I tried to date too soon and stopped seeking that out for awhile. About 3 years later I decided to do something to try and find a good caring woman. Eventually I did and we fell in love and are quite happy. Life is good again for me. It will be for you eventually too.

Now I look back and think based on our relationship and her behaviour, and think why did I ever want to win her back.

Chin up. Seek out time with the guys. And you will be much better down the road. You'll learn from this relationship and probably contribute better to the next one.
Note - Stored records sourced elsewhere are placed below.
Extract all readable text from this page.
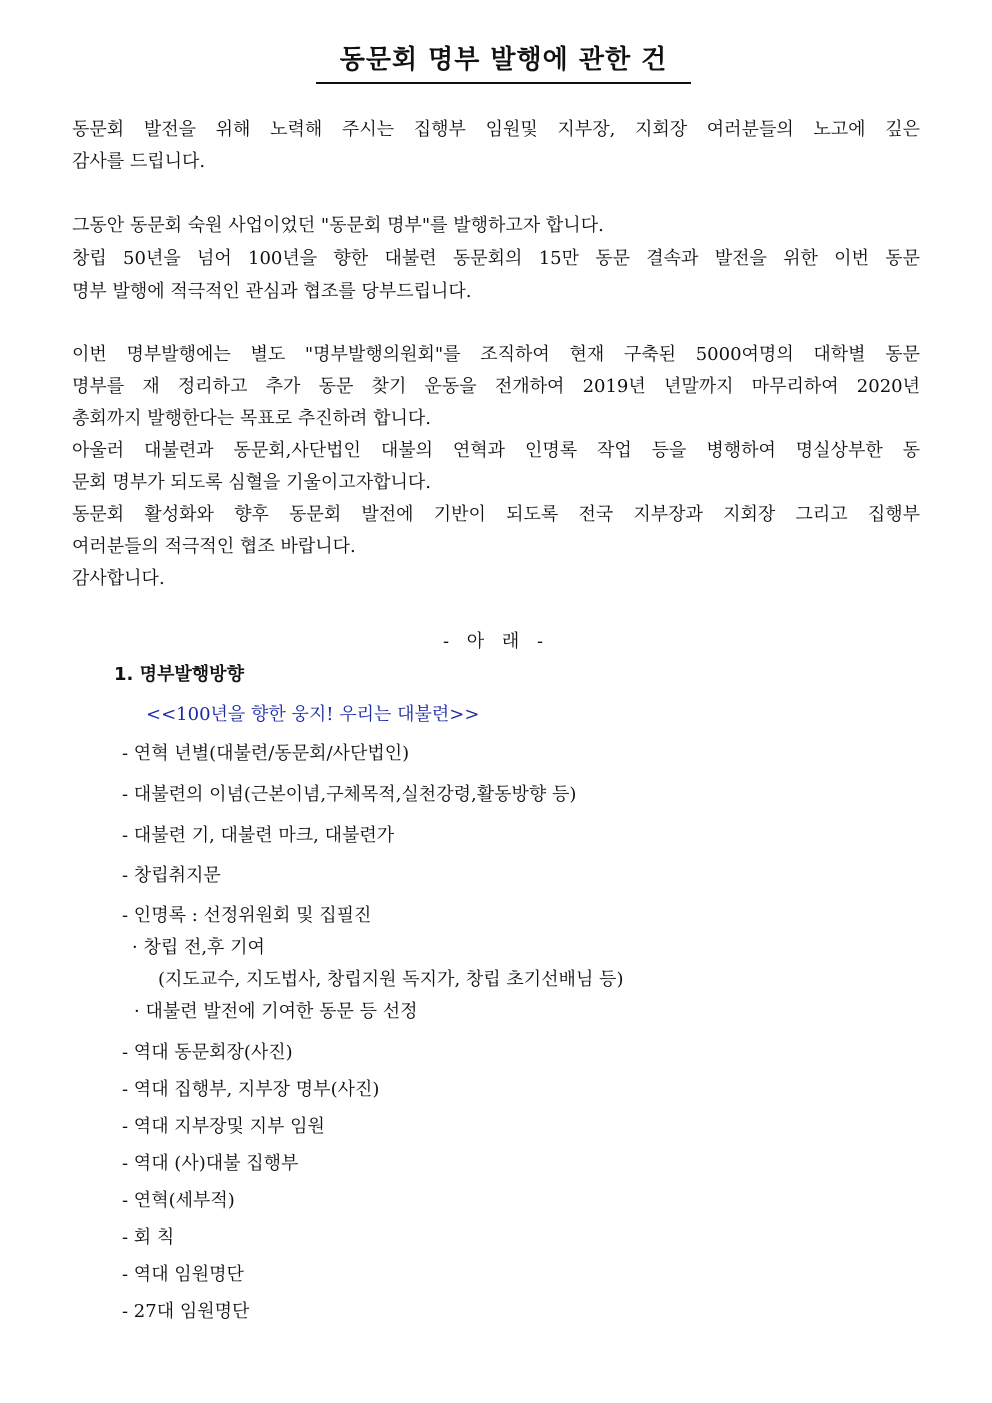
동문회 명부 발행에 관한 건
동문회 발전을 위해 노력해 주시는 집행부 임원및 지부장, 지회장 여러분들의 노고에 깊은
감사를 드립니다.
그동안 동문회 숙원 사업이었던 "동문회 명부"를 발행하고자 합니다.
창립 50년을 넘어 100년을 향한 대불련 동문회의 15만 동문 결속과 발전을 위한 이번 동문
명부 발행에 적극적인 관심과 협조를 당부드립니다.
이번 명부발행에는 별도 "명부발행의원회"를 조직하여 현재 구축된 5000여명의 대학별 동문
명부를 재 정리하고 추가 동문 찾기 운동을 전개하여 2019년 년말까지 마무리하여 2020년
총회까지 발행한다는 목표로 추진하려 합니다.
아울러 대불련과 동문회,사단법인 대불의 연혁과 인명록 작업 등을 병행하여 명실상부한 동
문회 명부가 되도록 심혈을 기울이고자합니다.
동문회 활성화와 향후 동문회 발전에 기반이 되도록 전국 지부장과 지회장 그리고 집행부
여러분들의 적극적인 협조 바랍니다.
감사합니다.
- 아 래 -
1. 명부발행방향
<<100년을 향한 웅지! 우리는 대불련>>
- 연혁 년별(대불련/동문회/사단법인)
- 대불련의 이념(근본이념,구체목적,실천강령,활동방향 등)
- 대불련 기, 대불련 마크, 대불련가
- 창립취지문
- 인명록 : 선정위원회 및 집필진
· 창립 전,후 기여
(지도교수, 지도법사, 창립지원 독지가, 창립 초기선배님 등)
· 대불련 발전에 기여한 동문 등 선정
- 역대 동문회장(사진)
- 역대 집행부, 지부장 명부(사진)
- 역대 지부장및 지부 임원
- 역대 (사)대불 집행부
- 연혁(세부적)
- 회 칙
- 역대 임원명단
- 27대 임원명단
I have.
 
   / COMPLETELY LOST!! 2010 doesn't look good #59  
Hi Rutwad,....I too hope you are beginning to feel a little better,...at least you should be getting somewhat used to the whole idea and have been able to kick various thoughts and ideas around in that confused head of yours.

I think "GPintheMitten" makes good sense and should supply you with more good thoughts to consider.
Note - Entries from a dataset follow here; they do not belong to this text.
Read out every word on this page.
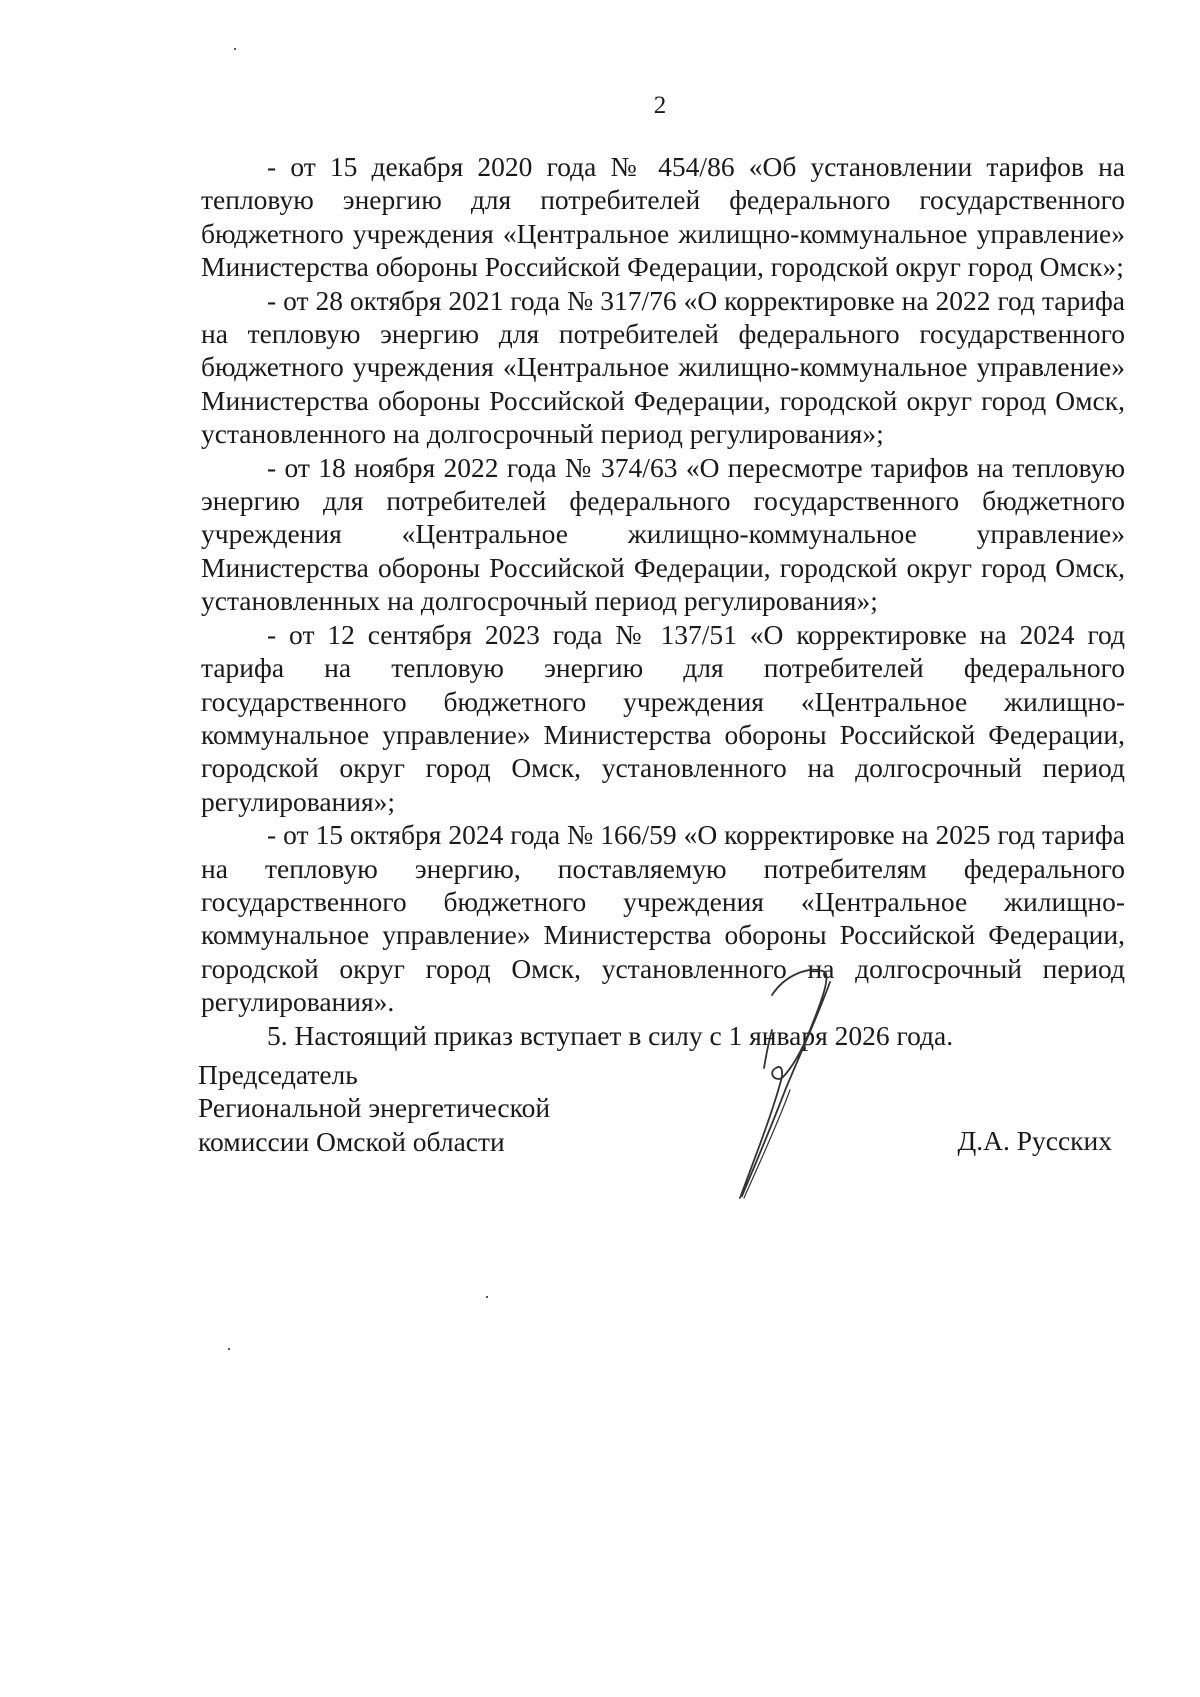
2

- от 15 декабря 2020 года № 454/86 «Об установлении тарифов на тепловую энергию для потребителей федерального государственного бюджетного учреждения «Центральное жилищно-коммунальное управление» Министерства обороны Российской Федерации, городской округ город Омск»;

- от 28 октября 2021 года № 317/76 «О корректировке на 2022 год тарифа на тепловую энергию для потребителей федерального государственного бюджетного учреждения «Центральное жилищно-коммунальное управление» Министерства обороны Российской Федерации, городской округ город Омск, установленного на долгосрочный период регулирования»;

- от 18 ноября 2022 года № 374/63 «О пересмотре тарифов на тепловую энергию для потребителей федерального государственного бюджетного учреждения «Центральное жилищно-коммунальное управление» Министерства обороны Российской Федерации, городской округ город Омск, установленных на долгосрочный период регулирования»;

- от 12 сентября 2023 года № 137/51 «О корректировке на 2024 год тарифа на тепловую энергию для потребителей федерального государственного бюджетного учреждения «Центральное жилищно-коммунальное управление» Министерства обороны Российской Федерации, городской округ город Омск, установленного на долгосрочный период регулирования»;

- от 15 октября 2024 года № 166/59 «О корректировке на 2025 год тарифа на тепловую энергию, поставляемую потребителям федерального государственного бюджетного учреждения «Центральное жилищно-коммунальное управление» Министерства обороны Российской Федерации, городской округ город Омск, установленного на долгосрочный период регулирования».

5. Настоящий приказ вступает в силу с 1 января 2026 года.

Председатель
Региональной энергетической
комиссии Омской области	Д.А. Русских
If you had a cat you loved and it decided to run off one day,... and through your grief you were able to eventually track it down and grab the little bugger,... while it was snarling, biting your hand and scratching you bloody,.. you managed to get it back home and securely inside the house.
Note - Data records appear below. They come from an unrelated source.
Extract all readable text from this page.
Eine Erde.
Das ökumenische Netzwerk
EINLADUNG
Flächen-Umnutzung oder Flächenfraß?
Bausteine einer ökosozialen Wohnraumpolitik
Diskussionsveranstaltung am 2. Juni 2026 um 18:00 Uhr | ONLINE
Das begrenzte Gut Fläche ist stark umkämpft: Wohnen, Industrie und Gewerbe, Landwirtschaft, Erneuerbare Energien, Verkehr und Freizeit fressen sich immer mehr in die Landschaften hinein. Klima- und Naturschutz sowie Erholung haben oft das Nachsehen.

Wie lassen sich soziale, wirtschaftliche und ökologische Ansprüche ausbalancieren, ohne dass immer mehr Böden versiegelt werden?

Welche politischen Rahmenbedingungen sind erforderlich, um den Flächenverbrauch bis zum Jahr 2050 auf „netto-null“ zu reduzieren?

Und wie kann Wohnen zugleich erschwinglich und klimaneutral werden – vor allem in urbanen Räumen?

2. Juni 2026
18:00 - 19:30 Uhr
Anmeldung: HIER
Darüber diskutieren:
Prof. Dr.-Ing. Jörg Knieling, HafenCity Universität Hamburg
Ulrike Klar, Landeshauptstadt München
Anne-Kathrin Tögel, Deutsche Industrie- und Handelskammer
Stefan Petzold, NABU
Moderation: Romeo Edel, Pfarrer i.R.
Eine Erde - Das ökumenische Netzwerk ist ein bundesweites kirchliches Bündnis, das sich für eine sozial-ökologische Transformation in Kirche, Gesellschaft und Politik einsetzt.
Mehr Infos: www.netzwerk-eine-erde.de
Great,...good for you,...feel better? ...But, "WHAT" have you got? Can you leave the house? Can you leave a door adjar? ..or a window open? You now have a prisoner ! (who is likely planning another escape)? You want it back but it does NOT want to be back!!!

Best let the cat go, . . . ... one day you'll find one who "WANTS" to be with you,..appreciates the things you do,..and will love you! ..Just thought this might help focus the picture that's a little blurry at the moment?

This will be one of THEE most difficult tasks you will likely ever face,... but you must do it. Take your time, but get it done! Life "will" be good again!!

We are all just trying hard to "assist" you through this very rough part of your life. ...again, I wish you the very best!!

CHEERS!
. . tug
 
   / COMPLETELY LOST!! 2010 doesn't look good #60  
rutwad- after re-reading everything you wrote I'll go out on a limb here. It wasn't your fault. You are a really nice guy and it comes through. My sister's ex did the same thing to her, jsut wanted out and there was no overriding reason. She met and remarried an engineer and his wife had up and left him also. She was not happy because he worked to much and she wanted to party more. For valentines day he bought a trip to London to spend time together and she walked away instead. In our family we value hard work and would never think of leaving someone because they work to much. My husband being a chef worked all week-ends when he was younger and all holidays. I would have never thought to leave him because he had to work. His hard work kept us living in style. Oher women, shallow women would have resented not having a ready partner to "go out" with.

I would say that there is something missing inside of her, and again you seem like a heck of a good catch to me! Keeping busy is excellent advice, your best days are ahead of you, try not to look back, look forward.